Time and the Implicit Psychological Contract
All knowledge workers have an implicit psychological contract with their employer, colleagues, and customers. The contract is about unspoken expectations and values. It is often not well understood, but it is one of the foundations of organisational effectiveness because it is a trust or distrust transaction. Breach of these expectations rapidly results in disillusionment, dissatisfaction, and ultimately permanent disengagement.
Knowledge workers are educated thinking people. They expect their efforts to be acknowledged and rewarded appropriately. They expect some variety in their work, as well as a degree of autonomy. They expect the loyalty they show to be reciprocated and to be treated with respect. They expect task assignment to be realistic. A lot of this comes down to perception management.
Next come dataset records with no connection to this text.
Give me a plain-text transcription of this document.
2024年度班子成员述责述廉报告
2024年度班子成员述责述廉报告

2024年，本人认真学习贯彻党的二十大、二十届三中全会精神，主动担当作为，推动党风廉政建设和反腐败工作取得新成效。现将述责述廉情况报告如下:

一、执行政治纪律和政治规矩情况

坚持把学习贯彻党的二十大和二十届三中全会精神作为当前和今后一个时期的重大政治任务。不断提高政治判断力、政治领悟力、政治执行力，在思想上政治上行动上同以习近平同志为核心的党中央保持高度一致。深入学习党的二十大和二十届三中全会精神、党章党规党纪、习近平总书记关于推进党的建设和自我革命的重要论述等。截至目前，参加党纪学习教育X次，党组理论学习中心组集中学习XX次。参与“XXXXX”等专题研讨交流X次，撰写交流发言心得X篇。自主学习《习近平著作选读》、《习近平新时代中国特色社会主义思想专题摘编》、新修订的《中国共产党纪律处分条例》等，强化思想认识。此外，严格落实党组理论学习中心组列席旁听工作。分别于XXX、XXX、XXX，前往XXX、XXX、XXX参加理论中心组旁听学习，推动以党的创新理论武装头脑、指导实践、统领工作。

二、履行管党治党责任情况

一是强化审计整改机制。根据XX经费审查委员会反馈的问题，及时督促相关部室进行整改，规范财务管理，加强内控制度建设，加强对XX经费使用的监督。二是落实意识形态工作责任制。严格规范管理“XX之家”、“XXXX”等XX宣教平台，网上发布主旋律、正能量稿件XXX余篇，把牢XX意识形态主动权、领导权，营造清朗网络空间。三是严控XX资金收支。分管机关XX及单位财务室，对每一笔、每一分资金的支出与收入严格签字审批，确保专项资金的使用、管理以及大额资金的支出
There is clear evidence in the management literature that the implicit psychological contract is breached when knowledge workers perceive that others have broken promises, or failed to deliver on commitments, or have completely unrealistic work output expectations. Why then do so many senior managers, who are knowledge workers themselves and also have implicit psychological contracts, set unrealistic goals and tasks?
The knowledge productivity target offers some clues. I have introduced the knowledge productivity target previously so I won’t describe it in detail; however it is worth looking at the illustration again.

I think the problem arises because so much work today resides in the urgent dimension, or at least is perceived to reside in this part. So many of the tasks we get these days are perceived to be important, difficult and urgent. But why are they are urgent, and why are they difficult?
More often than not the urgency dimension makes an otherwise relatively easy task difficult. Our instant gratification and communication society imposes urgency, but so often this is not necessary, and quite often it is not the senior manager’s or other knowledge workers intent.
When I was in the Army we had a saying for unnecessary urgency; the saying was (is) “Hurry up and wait!” The saying was most often used when we had to be somewhere hours before the real time we had to be there. For example, a senior officer would say "Be at the airport at 10 o’clock", but by the time orders were issued to the private soldier, and everyone had added their fudge factor, the requirement was "Be at the airport at 4 o’clock", which was never the senior officer’s intent. I think we do a lot of “hurry up and wait” in our knowledge work, and I think it negatively colours our implicit psychological contract. It also degrades the quality of the outcome, and is so doing the satisfaction for all parties. This leads to the path of disillusionment, dissatisfaction, and disengagement, and a breach of the implicit psychological contract.
I’ve said it before – time matters to knowledge workers! Perhaps it matters more than we think?